Throttling Pattern. Control the consumption of resources by limiting the rate at which an application processes requests.
Health Endpoint Monitoring Pattern. Detect system failures proactively by exposing health check endpoints that monitoring tools can access.
Check the complete list of Cloud Design Patterns on Azure and AWS.
Bonus: Load-balancing options in Azure
It is crucial to ensure that applications can handle high traffic and always remain available. Load balancing is an important strategy for achieving this, and Azure offers several robust load-balancing solutions tailored to different needs.
Understanding Azure's load-balancing options can help you design scalable and resilient architectures, whether you're developing a simple cloud application or a complex system.
Key Azure Services for load balancing are:
Azure Front Door: A global load balancer that provides application acceleration and global load balancing at Layer 7 (HTTP/HTTPS). It optimizes routing based on performance and can handle SSL offloading.
Azure Traffic Manager: A DNS-based traffic load balancer that distributes traffic across multiple regions. It supports various routing methods such as geographic, performance, and priority-based routing, ensuring users are directed to the most appropriate regional endpoint.
Azure Load Balancer: A Layer 4 load balancer distributes traffic across a region's virtual machines (VMs). It supports both inbound and outbound scenarios, providing high availability and low latency for regional deployments.
Azure Application Gateway: is a Layer 7 load balancer with advanced routing capabilities, SSL termination, and a Web Application Firewall (WAF). It's tailored for web applications requiring regional load balancing.
Azure load-balancing services can be categorized along two dimensions: global versus regional and HTTP(S) versus non-HTTP(S).
Global vs Regional Load Balancing
1. Global Load Balancing 🌍 is designed to distribute traffic across multiple regions, enhancing availability, performance, and redundancy. It ensures that users are directed to the nearest or most optimal regional deployment, minimizing latency and improving user experience.

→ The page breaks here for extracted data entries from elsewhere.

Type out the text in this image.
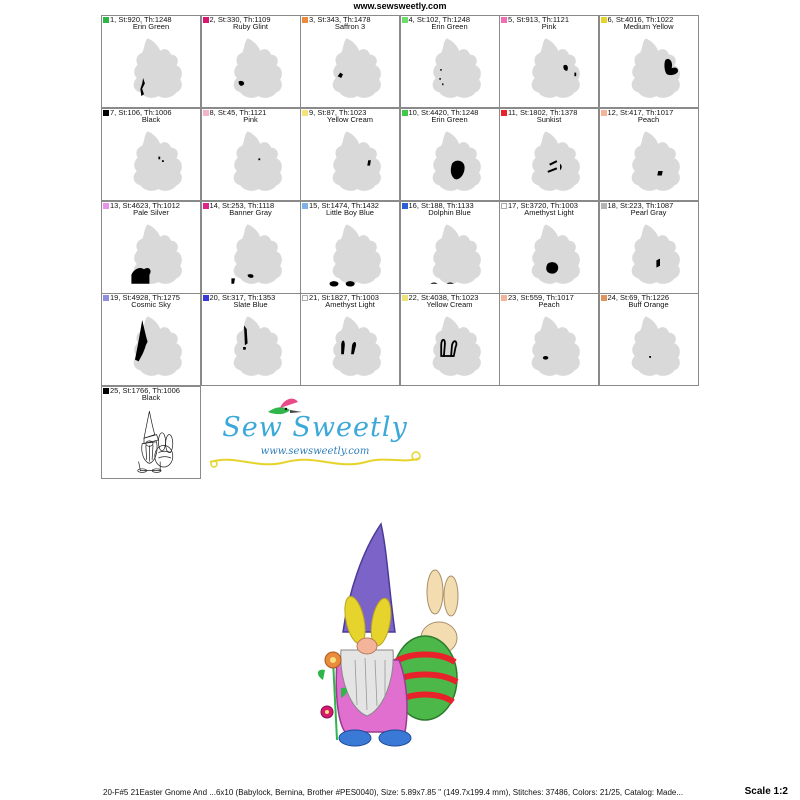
www.sewsweetly.com
1, St:920, Th:1248
Erin Green
2, St:330, Th:1109
Ruby Glint
3, St:343, Th:1478
Saffron 3
4, St:102, Th:1248
Erin Green
5, St:913, Th:1121
Pink
6, St:4016, Th:1022
Medium Yellow
7, St:106, Th:1006
Black
8, St:45, Th:1121
Pink
9, St:87, Th:1023
Yellow Cream
10, St:4420, Th:1248
Erin Green
11, St:1802, Th:1378
Sunkist
12, St:417, Th:1017
Peach
13, St:4623, Th:1012
Pale Silver
14, St:253, Th:1118
Banner Gray
15, St:1474, Th:1432
Little Boy Blue
16, St:188, Th:1133
Dolphin Blue
17, St:3720, Th:1003
Amethyst Light
18, St:223, Th:1087
Pearl Gray
19, St:4928, Th:1275
Cosmic Sky
20, St:317, Th:1353
Slate Blue
21, St:1827, Th:1003
Amethyst Light
22, St:4038, Th:1023
Yellow Cream
23, St:559, Th:1017
Peach
24, St:69, Th:1226
Buff Orange
25, St:1766, Th:1006
Black
Sew Sweetly
www.sewsweetly.com
20-F#5 21Easter Gnome And ...6x10 (Babylock, Bernina, Brother #PES0040), Size: 5.89x7.85 " (149.7x199.4 mm), Stitches: 37486, Colors: 21/25, Catalog: Made...	Scale 1:2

Services to use: Azure Front Door or Azure Traffic Manager.
➡️ Use cases:
Applications with users spread across multiple geographic regions.
Scenarios require disaster recovery and failover capabilities.
Improving application performance by reducing latency through regional routing.
2. Regional Load Balancing 📍 focuses on distributing traffic within a specific Azure region. It's ideal for scenarios where the application is hosted in a single region or when managing traffic across multiple services within that region.
Services to use: Azure Load Balancer or Azure Application Gateway.
➡️ Use cases:
Internal applications within a virtual network.
Web applications with advanced routing needs are hosted within a single region.
Load balancing across services within the same region for high availability.
HTTP(S) vs. Non-HTTP(S) Load Balancing
1. HTTP(S) Load Balancing 🔒 operates at Layer 7 and is designed to handle web traffic. It provides advanced routing capabilities based on URL paths, host headers, and more. These services are optimized for web applications, offering features like SSL offloading and web application firewalls.
Services to use: Azure Front Door or Azure Application Gateway.
➡️ Use cases:
Web applications requiring complex routing rules.
Securing web traffic with SSL/TLS and WAF.
Optimizing web application performance through caching and compression.
2. Non-HTTP(S) Load Balancing 🖧 operates at Layer 4 and is used for general-purpose traffic, such as TCP and UDP. These services are suitable for scenarios where low-level network traffic management is required.
Services to use: Azure Load Balancer or Azure Traffic Manager.
➡️ Use cases:
Applications requiring low-level traffic management, such as database servers or file transfers.
Non-web applications that use TCP or UDP protocols.
Balancing load for backend services and internal applications.
When you try to create a load balancer in Azure, you will be guided through a decision tree.
Also, check out this flowchart, which will help you choose a load-balancing solution for your application. The flowchart guides you through critical decision criteria to reach a recommendation.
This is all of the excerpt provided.